What is text-to-speech? I thought about its evolutionary theory, case studies and collaboration with robots

Hello, my name is Mitsui from Kodensha's Sales Department. Have you ever heard of text-to-speech software?
Generally, when you hear the word "text-to-speech," your first image is probably a stereotypical robot from a cartoon or a voice saying "We are aliens" in front of a fan (at least that's how it sounded to me).
However, when you listen to the latest speech synthesis, it sounds as if a person is really speaking.
It is no wonder that the quality of voice synthesizers has improved to the level where they are used as e-learning materials.

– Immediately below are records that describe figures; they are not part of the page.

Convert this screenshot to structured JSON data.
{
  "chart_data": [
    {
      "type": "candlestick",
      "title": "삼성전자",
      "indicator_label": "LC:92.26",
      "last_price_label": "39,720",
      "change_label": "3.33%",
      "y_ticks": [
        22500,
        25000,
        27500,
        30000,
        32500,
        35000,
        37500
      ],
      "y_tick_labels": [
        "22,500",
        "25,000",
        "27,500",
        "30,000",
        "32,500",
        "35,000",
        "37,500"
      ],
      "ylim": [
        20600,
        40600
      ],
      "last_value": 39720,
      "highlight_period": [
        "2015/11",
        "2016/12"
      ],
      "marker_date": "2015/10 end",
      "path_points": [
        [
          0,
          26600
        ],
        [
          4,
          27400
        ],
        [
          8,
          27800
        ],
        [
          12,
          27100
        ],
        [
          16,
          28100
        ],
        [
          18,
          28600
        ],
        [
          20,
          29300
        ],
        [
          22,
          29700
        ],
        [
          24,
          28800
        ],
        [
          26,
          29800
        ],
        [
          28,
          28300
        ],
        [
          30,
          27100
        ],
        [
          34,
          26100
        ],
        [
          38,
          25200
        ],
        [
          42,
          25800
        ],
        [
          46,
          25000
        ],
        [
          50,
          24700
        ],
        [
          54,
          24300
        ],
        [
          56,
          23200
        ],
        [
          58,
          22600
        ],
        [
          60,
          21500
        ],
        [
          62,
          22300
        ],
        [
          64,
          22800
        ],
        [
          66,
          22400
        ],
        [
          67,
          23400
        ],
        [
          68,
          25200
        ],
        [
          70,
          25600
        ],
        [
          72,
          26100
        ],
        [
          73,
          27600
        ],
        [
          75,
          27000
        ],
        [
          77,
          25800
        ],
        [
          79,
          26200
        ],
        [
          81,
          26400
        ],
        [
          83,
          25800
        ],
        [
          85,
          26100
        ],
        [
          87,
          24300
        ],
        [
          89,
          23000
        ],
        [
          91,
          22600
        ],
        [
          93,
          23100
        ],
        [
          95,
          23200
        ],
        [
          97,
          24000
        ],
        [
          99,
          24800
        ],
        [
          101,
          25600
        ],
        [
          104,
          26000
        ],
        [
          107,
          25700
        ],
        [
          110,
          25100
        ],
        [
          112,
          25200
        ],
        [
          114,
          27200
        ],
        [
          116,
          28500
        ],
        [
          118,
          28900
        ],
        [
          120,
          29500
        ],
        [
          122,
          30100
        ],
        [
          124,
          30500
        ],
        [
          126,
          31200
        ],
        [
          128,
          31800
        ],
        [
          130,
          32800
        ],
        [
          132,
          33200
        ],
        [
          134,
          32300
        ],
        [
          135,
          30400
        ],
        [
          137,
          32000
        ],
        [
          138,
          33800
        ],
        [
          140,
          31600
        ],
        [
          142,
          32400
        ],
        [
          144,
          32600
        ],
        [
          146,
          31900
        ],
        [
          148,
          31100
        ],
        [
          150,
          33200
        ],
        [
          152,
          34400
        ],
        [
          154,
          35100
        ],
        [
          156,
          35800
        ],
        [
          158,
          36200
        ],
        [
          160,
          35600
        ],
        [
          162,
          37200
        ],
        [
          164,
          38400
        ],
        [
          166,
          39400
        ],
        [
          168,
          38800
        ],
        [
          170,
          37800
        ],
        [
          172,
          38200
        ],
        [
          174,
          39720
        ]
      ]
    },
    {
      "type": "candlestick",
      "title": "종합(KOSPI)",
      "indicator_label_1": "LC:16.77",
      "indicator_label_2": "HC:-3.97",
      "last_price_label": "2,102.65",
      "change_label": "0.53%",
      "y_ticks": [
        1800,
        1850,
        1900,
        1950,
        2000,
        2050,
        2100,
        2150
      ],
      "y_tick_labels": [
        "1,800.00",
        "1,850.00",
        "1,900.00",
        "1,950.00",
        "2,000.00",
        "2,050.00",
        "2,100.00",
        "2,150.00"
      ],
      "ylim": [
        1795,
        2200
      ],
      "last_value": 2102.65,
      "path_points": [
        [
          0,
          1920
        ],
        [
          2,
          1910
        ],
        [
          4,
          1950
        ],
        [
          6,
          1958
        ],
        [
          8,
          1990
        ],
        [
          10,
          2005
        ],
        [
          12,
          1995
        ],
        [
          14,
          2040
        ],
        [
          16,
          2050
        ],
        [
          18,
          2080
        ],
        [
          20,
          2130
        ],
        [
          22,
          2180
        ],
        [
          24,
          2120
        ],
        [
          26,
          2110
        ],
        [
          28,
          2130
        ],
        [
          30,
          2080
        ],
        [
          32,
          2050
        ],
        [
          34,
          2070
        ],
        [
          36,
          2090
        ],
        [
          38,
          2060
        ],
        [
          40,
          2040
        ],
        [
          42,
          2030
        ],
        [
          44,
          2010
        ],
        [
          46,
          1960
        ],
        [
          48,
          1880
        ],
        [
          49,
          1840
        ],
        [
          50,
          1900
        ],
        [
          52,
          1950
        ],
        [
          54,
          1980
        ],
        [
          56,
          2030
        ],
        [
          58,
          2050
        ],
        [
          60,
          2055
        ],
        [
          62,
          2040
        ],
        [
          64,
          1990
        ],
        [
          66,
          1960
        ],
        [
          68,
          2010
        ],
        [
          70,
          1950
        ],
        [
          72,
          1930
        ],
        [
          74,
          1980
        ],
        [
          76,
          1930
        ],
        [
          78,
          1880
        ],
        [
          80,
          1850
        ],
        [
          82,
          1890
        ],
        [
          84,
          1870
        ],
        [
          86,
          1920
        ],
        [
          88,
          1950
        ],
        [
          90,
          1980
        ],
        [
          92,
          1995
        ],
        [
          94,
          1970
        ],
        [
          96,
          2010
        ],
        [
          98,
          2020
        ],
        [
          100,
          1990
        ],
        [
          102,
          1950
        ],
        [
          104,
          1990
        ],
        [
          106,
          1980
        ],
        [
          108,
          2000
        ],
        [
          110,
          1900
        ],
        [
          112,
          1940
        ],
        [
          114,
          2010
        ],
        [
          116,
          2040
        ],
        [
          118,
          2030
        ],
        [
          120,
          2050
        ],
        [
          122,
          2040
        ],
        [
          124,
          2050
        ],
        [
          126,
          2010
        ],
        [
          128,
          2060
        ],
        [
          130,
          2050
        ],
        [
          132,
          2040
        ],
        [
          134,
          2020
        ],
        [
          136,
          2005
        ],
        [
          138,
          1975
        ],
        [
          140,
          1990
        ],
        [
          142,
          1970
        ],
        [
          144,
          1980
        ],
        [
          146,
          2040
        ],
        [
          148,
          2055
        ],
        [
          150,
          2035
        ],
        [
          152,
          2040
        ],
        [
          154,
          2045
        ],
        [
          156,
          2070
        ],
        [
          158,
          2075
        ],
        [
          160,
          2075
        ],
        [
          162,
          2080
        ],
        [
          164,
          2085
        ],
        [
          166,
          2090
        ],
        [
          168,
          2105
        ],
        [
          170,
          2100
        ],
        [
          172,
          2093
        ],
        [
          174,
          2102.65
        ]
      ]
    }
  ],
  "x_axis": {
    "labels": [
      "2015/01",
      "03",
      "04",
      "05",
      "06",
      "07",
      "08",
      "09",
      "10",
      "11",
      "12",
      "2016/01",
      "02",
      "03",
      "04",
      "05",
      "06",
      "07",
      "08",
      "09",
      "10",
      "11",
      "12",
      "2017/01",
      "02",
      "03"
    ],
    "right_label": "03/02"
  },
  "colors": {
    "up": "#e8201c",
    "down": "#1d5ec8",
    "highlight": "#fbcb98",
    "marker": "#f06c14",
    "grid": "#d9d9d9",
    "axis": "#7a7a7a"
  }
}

In the case of the Google Assistant and Siri on smartphones, when you ask the assistant a question after uttering a specific trigger word, the assistant will respond with a voice response. That voice is the result of text-to-speech technology. Some of you may also know that this technology is also used in the smart speakers "Google Home" and "Amazon Echo," which are currently attracting attention.
In the city, we increasingly hear voice guidance at ATMs in financial institutions and in station announcements. Because of its high quality and the fact that we usually hear it without even knowing it, many of us may not even realize that it is actually text-to-speech.
In addition, recent speech synthesis technology uses the latest AI technology called "deep learning" to analyze your own voice and reproduce it as if you were speaking it yourself. The advancement of technology is truly amazing!
At our company, we are using this text-to-speech technology in a solution with a long name that sounds like it might make you bite your tongue: "J-SERVER Guidance," a multilingual automatic translation and text-to-speech system. Initially, it was introduced as a disaster prevention administrative radio (wide-area broadcasting that provides the same information to residents) in a popular tourist spot for foreigners in Hokkaido and in a municipality in a foreign resident's district.
Currently, its use is expanding, and it is also employed for broadcasting evacuation instructions at commercial facilities in the event of a disaster. The use of the system is expanding and is expected to spread to hotels, inns, and public transportation in the future in preparation for the inbound response and events in 2020.
While the need for foreign language services is increasing, the number of situations where robots are used to serve customers is also increasing, as the shortage of manpower has been a long time coming. This means that robots that do not speak like the robots that were common a long time ago will be active!
Such an era may be just around the corner. I am looking forward to hearing the voice of our robot in the city and at sightseeing spots as I go about my work.